Généralités : La pollution est surveillée en région centre par Lig’air. C’est une association loi 1901 appartenant à la fédération nationale ATMO. Cet acronyme est repris dans l’unité de l’indice de pollution pour les villes de plus de 100 000 habitants. Cette organisation répond aux exigences de la loi du 30/12/1996.

Mesure du jour : Le 14 mars 2014,  l’indice ATMO s’élève à 9 sur une échelle de 10 ; c’est donc un très mauvais indice. 

Les Causes : Circulation intenses aux heures de pointes, les embouteillages, la vitesse élevée, les systèmes de chauffage individuel mal réglés, etc. 

Les phénomènes aggravants : L’anticyclone qui stationne au-dessus de la France, l’absence de vent et le phénomène d’inversion de la température.

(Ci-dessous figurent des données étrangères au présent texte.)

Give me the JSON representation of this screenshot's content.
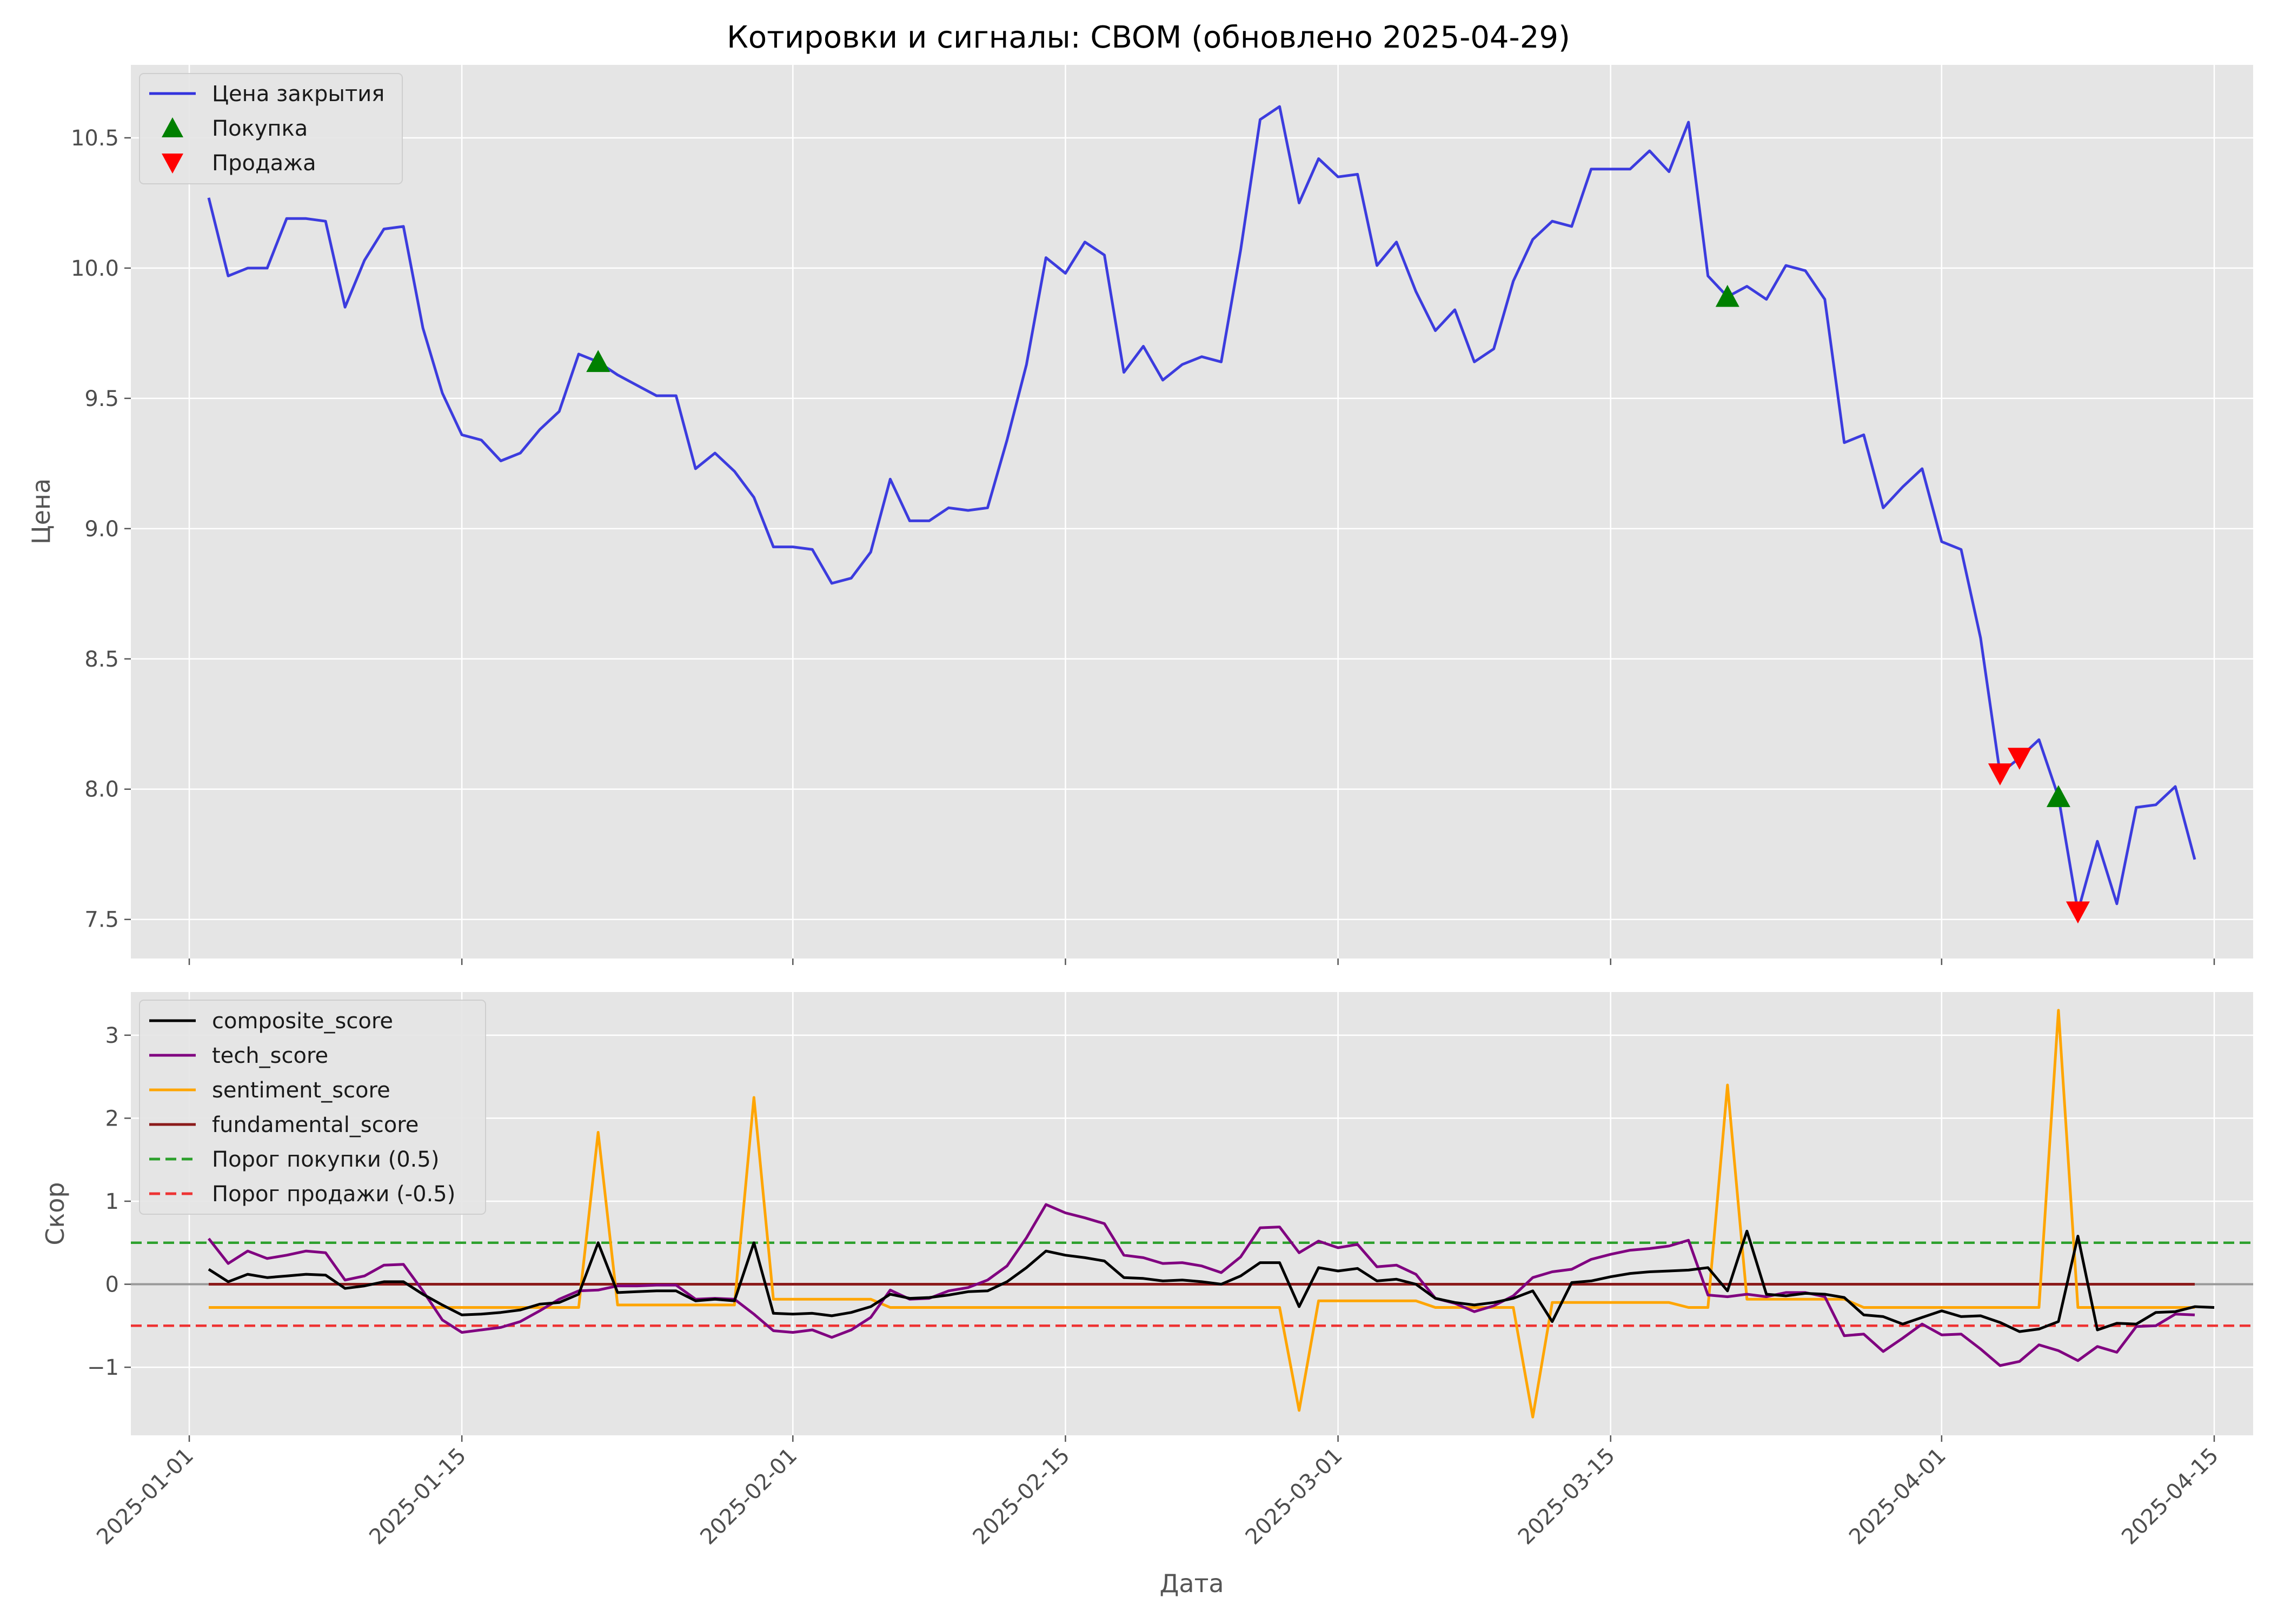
{
  "title": "Котировки и сигналы: CBOM (обновлено 2025-04-29)",
  "chart_data": [
    {
      "type": "line",
      "name": "price-panel",
      "ylabel": "Цена",
      "ylim": [
        7.35,
        10.78
      ],
      "xlim": [
        "2024-12-29",
        "2025-04-17"
      ],
      "yticks": [
        7.5,
        8.0,
        8.5,
        9.0,
        9.5,
        10.0,
        10.5
      ],
      "grid": true,
      "legend_position": "top-left",
      "series": [
        {
          "name": "Цена закрытия",
          "color": "#3333dd",
          "points": [
            [
              "2025-01-02",
              10.27
            ],
            [
              "2025-01-03",
              9.97
            ],
            [
              "2025-01-04",
              10.0
            ],
            [
              "2025-01-05",
              10.0
            ],
            [
              "2025-01-06",
              10.19
            ],
            [
              "2025-01-07",
              10.19
            ],
            [
              "2025-01-08",
              10.18
            ],
            [
              "2025-01-09",
              9.85
            ],
            [
              "2025-01-10",
              10.03
            ],
            [
              "2025-01-11",
              10.15
            ],
            [
              "2025-01-12",
              10.16
            ],
            [
              "2025-01-13",
              9.77
            ],
            [
              "2025-01-14",
              9.52
            ],
            [
              "2025-01-15",
              9.36
            ],
            [
              "2025-01-16",
              9.34
            ],
            [
              "2025-01-17",
              9.26
            ],
            [
              "2025-01-18",
              9.29
            ],
            [
              "2025-01-19",
              9.38
            ],
            [
              "2025-01-20",
              9.45
            ],
            [
              "2025-01-21",
              9.67
            ],
            [
              "2025-01-22",
              9.64
            ],
            [
              "2025-01-23",
              9.59
            ],
            [
              "2025-01-24",
              9.55
            ],
            [
              "2025-01-25",
              9.51
            ],
            [
              "2025-01-26",
              9.51
            ],
            [
              "2025-01-27",
              9.23
            ],
            [
              "2025-01-28",
              9.29
            ],
            [
              "2025-01-29",
              9.22
            ],
            [
              "2025-01-30",
              9.12
            ],
            [
              "2025-01-31",
              8.93
            ],
            [
              "2025-02-01",
              8.93
            ],
            [
              "2025-02-02",
              8.92
            ],
            [
              "2025-02-03",
              8.79
            ],
            [
              "2025-02-04",
              8.81
            ],
            [
              "2025-02-05",
              8.91
            ],
            [
              "2025-02-06",
              9.19
            ],
            [
              "2025-02-07",
              9.03
            ],
            [
              "2025-02-08",
              9.03
            ],
            [
              "2025-02-09",
              9.08
            ],
            [
              "2025-02-10",
              9.07
            ],
            [
              "2025-02-11",
              9.08
            ],
            [
              "2025-02-12",
              9.34
            ],
            [
              "2025-02-13",
              9.63
            ],
            [
              "2025-02-14",
              10.04
            ],
            [
              "2025-02-15",
              9.98
            ],
            [
              "2025-02-16",
              10.1
            ],
            [
              "2025-02-17",
              10.05
            ],
            [
              "2025-02-18",
              9.6
            ],
            [
              "2025-02-19",
              9.7
            ],
            [
              "2025-02-20",
              9.57
            ],
            [
              "2025-02-21",
              9.63
            ],
            [
              "2025-02-22",
              9.66
            ],
            [
              "2025-02-23",
              9.64
            ],
            [
              "2025-02-24",
              10.07
            ],
            [
              "2025-02-25",
              10.57
            ],
            [
              "2025-02-26",
              10.62
            ],
            [
              "2025-02-27",
              10.25
            ],
            [
              "2025-02-28",
              10.42
            ],
            [
              "2025-03-01",
              10.35
            ],
            [
              "2025-03-02",
              10.36
            ],
            [
              "2025-03-03",
              10.01
            ],
            [
              "2025-03-04",
              10.1
            ],
            [
              "2025-03-05",
              9.91
            ],
            [
              "2025-03-06",
              9.76
            ],
            [
              "2025-03-07",
              9.84
            ],
            [
              "2025-03-08",
              9.64
            ],
            [
              "2025-03-09",
              9.69
            ],
            [
              "2025-03-10",
              9.95
            ],
            [
              "2025-03-11",
              10.11
            ],
            [
              "2025-03-12",
              10.18
            ],
            [
              "2025-03-13",
              10.16
            ],
            [
              "2025-03-14",
              10.38
            ],
            [
              "2025-03-15",
              10.38
            ],
            [
              "2025-03-16",
              10.38
            ],
            [
              "2025-03-17",
              10.45
            ],
            [
              "2025-03-18",
              10.37
            ],
            [
              "2025-03-19",
              10.56
            ],
            [
              "2025-03-20",
              9.97
            ],
            [
              "2025-03-21",
              9.89
            ],
            [
              "2025-03-22",
              9.93
            ],
            [
              "2025-03-23",
              9.88
            ],
            [
              "2025-03-24",
              10.01
            ],
            [
              "2025-03-25",
              9.99
            ],
            [
              "2025-03-26",
              9.88
            ],
            [
              "2025-03-27",
              9.33
            ],
            [
              "2025-03-28",
              9.36
            ],
            [
              "2025-03-29",
              9.08
            ],
            [
              "2025-03-30",
              9.16
            ],
            [
              "2025-03-31",
              9.23
            ],
            [
              "2025-04-01",
              8.95
            ],
            [
              "2025-04-02",
              8.92
            ],
            [
              "2025-04-03",
              8.58
            ],
            [
              "2025-04-04",
              8.06
            ],
            [
              "2025-04-05",
              8.12
            ],
            [
              "2025-04-06",
              8.19
            ],
            [
              "2025-04-07",
              7.97
            ],
            [
              "2025-04-08",
              7.53
            ],
            [
              "2025-04-09",
              7.8
            ],
            [
              "2025-04-10",
              7.56
            ],
            [
              "2025-04-11",
              7.93
            ],
            [
              "2025-04-12",
              7.94
            ],
            [
              "2025-04-13",
              8.01
            ],
            [
              "2025-04-14",
              7.73
            ]
          ]
        }
      ],
      "markers": [
        {
          "name": "Покупка",
          "color": "#008000",
          "shape": "triangle-up",
          "points": [
            [
              "2025-01-22",
              9.64
            ],
            [
              "2025-03-21",
              9.89
            ],
            [
              "2025-04-07",
              7.97
            ]
          ]
        },
        {
          "name": "Продажа",
          "color": "#ff0000",
          "shape": "triangle-down",
          "points": [
            [
              "2025-04-04",
              8.06
            ],
            [
              "2025-04-05",
              8.12
            ],
            [
              "2025-04-08",
              7.53
            ]
          ]
        }
      ]
    },
    {
      "type": "line",
      "name": "score-panel",
      "xlabel": "Дата",
      "ylabel": "Скор",
      "ylim": [
        -1.82,
        3.52
      ],
      "yticks": [
        -1,
        0,
        1,
        2,
        3
      ],
      "xticks": [
        "2025-01-01",
        "2025-01-15",
        "2025-02-01",
        "2025-02-15",
        "2025-03-01",
        "2025-03-15",
        "2025-04-01",
        "2025-04-15"
      ],
      "grid": true,
      "legend_position": "top-left",
      "zero_line": 0,
      "thresholds": [
        {
          "name": "Порог покупки (0.5)",
          "value": 0.5,
          "color": "#2ca02c",
          "style": "dashed"
        },
        {
          "name": "Порог продажи (-0.5)",
          "value": -0.5,
          "color": "#ee3333",
          "style": "dashed"
        }
      ],
      "start_date": "2025-01-02",
      "series": [
        {
          "name": "composite_score",
          "color": "#000000",
          "values": [
            0.18,
            0.03,
            0.12,
            0.08,
            0.1,
            0.12,
            0.11,
            -0.05,
            -0.02,
            0.03,
            0.03,
            -0.12,
            -0.25,
            -0.37,
            -0.36,
            -0.34,
            -0.31,
            -0.24,
            -0.22,
            -0.12,
            0.5,
            -0.1,
            -0.09,
            -0.08,
            -0.08,
            -0.2,
            -0.18,
            -0.2,
            0.5,
            -0.35,
            -0.36,
            -0.35,
            -0.38,
            -0.34,
            -0.27,
            -0.12,
            -0.17,
            -0.16,
            -0.13,
            -0.09,
            -0.08,
            0.03,
            0.2,
            0.4,
            0.35,
            0.32,
            0.28,
            0.08,
            0.07,
            0.04,
            0.05,
            0.03,
            0.0,
            0.1,
            0.26,
            0.26,
            -0.27,
            0.2,
            0.16,
            0.19,
            0.04,
            0.06,
            0.0,
            -0.17,
            -0.22,
            -0.25,
            -0.22,
            -0.17,
            -0.08,
            -0.45,
            0.02,
            0.04,
            0.09,
            0.13,
            0.15,
            0.16,
            0.17,
            0.2,
            -0.08,
            0.64,
            -0.12,
            -0.14,
            -0.11,
            -0.12,
            -0.16,
            -0.37,
            -0.39,
            -0.48,
            -0.4,
            -0.32,
            -0.39,
            -0.38,
            -0.46,
            -0.57,
            -0.54,
            -0.45,
            0.58,
            -0.55,
            -0.47,
            -0.48,
            -0.34,
            -0.33,
            -0.27,
            -0.28
          ]
        },
        {
          "name": "tech_score",
          "color": "#800080",
          "values": [
            0.55,
            0.25,
            0.4,
            0.31,
            0.35,
            0.4,
            0.38,
            0.05,
            0.1,
            0.23,
            0.24,
            -0.08,
            -0.43,
            -0.58,
            -0.55,
            -0.52,
            -0.45,
            -0.32,
            -0.18,
            -0.08,
            -0.07,
            -0.02,
            -0.02,
            -0.01,
            -0.01,
            -0.18,
            -0.17,
            -0.18,
            -0.36,
            -0.56,
            -0.58,
            -0.55,
            -0.64,
            -0.55,
            -0.4,
            -0.07,
            -0.18,
            -0.17,
            -0.08,
            -0.04,
            0.05,
            0.22,
            0.56,
            0.96,
            0.86,
            0.8,
            0.73,
            0.35,
            0.32,
            0.25,
            0.26,
            0.22,
            0.14,
            0.33,
            0.68,
            0.69,
            0.38,
            0.52,
            0.44,
            0.48,
            0.21,
            0.23,
            0.12,
            -0.17,
            -0.23,
            -0.33,
            -0.26,
            -0.14,
            0.08,
            0.15,
            0.18,
            0.3,
            0.36,
            0.41,
            0.43,
            0.46,
            0.53,
            -0.13,
            -0.15,
            -0.12,
            -0.15,
            -0.1,
            -0.1,
            -0.15,
            -0.62,
            -0.6,
            -0.81,
            -0.65,
            -0.48,
            -0.61,
            -0.6,
            -0.78,
            -0.98,
            -0.93,
            -0.73,
            -0.8,
            -0.92,
            -0.75,
            -0.82,
            -0.51,
            -0.5,
            -0.36,
            -0.37
          ]
        },
        {
          "name": "sentiment_score",
          "color": "#ffa500",
          "values": [
            -0.28,
            -0.28,
            -0.28,
            -0.28,
            -0.28,
            -0.28,
            -0.28,
            -0.28,
            -0.28,
            -0.28,
            -0.28,
            -0.28,
            -0.28,
            -0.28,
            -0.28,
            -0.28,
            -0.28,
            -0.28,
            -0.28,
            -0.28,
            1.83,
            -0.25,
            -0.25,
            -0.25,
            -0.25,
            -0.25,
            -0.25,
            -0.25,
            2.25,
            -0.18,
            -0.18,
            -0.18,
            -0.18,
            -0.18,
            -0.18,
            -0.28,
            -0.28,
            -0.28,
            -0.28,
            -0.28,
            -0.28,
            -0.28,
            -0.28,
            -0.28,
            -0.28,
            -0.28,
            -0.28,
            -0.28,
            -0.28,
            -0.28,
            -0.28,
            -0.28,
            -0.28,
            -0.28,
            -0.28,
            -0.28,
            -1.52,
            -0.2,
            -0.2,
            -0.2,
            -0.2,
            -0.2,
            -0.2,
            -0.28,
            -0.28,
            -0.28,
            -0.28,
            -0.28,
            -1.6,
            -0.22,
            -0.22,
            -0.22,
            -0.22,
            -0.22,
            -0.22,
            -0.22,
            -0.28,
            -0.28,
            2.4,
            -0.18,
            -0.18,
            -0.18,
            -0.18,
            -0.18,
            -0.18,
            -0.28,
            -0.28,
            -0.28,
            -0.28,
            -0.28,
            -0.28,
            -0.28,
            -0.28,
            -0.28,
            -0.28,
            3.3,
            -0.28,
            -0.28,
            -0.28,
            -0.28,
            -0.28,
            -0.28,
            -0.28
          ]
        },
        {
          "name": "fundamental_score",
          "color": "#8b1a1a",
          "values": [
            0,
            0,
            0,
            0,
            0,
            0,
            0,
            0,
            0,
            0,
            0,
            0,
            0,
            0,
            0,
            0,
            0,
            0,
            0,
            0,
            0,
            0,
            0,
            0,
            0,
            0,
            0,
            0,
            0,
            0,
            0,
            0,
            0,
            0,
            0,
            0,
            0,
            0,
            0,
            0,
            0,
            0,
            0,
            0,
            0,
            0,
            0,
            0,
            0,
            0,
            0,
            0,
            0,
            0,
            0,
            0,
            0,
            0,
            0,
            0,
            0,
            0,
            0,
            0,
            0,
            0,
            0,
            0,
            0,
            0,
            0,
            0,
            0,
            0,
            0,
            0,
            0,
            0,
            0,
            0,
            0,
            0,
            0,
            0,
            0,
            0,
            0,
            0,
            0,
            0,
            0,
            0,
            0,
            0,
            0,
            0,
            0,
            0,
            0,
            0,
            0,
            0,
            0
          ]
        }
      ]
    }
  ]
}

Explication du phénomène de l'inversion des températures : en période normale, l’air chaud monte vers l’air froid  (principe des mongolfières) et entraîne les polluants. En cette période, les nuits sont très froides et refroidissent les sols. Les journées sont chaudes et réchauffent l’atmosphère à moyenne altitude. Il y a donc inversion des températures et les polluants sont donc bloqués au sol.

Les remèdes : Face à une situation exceptionnelle, il faut envisager des moyens exceptionnels.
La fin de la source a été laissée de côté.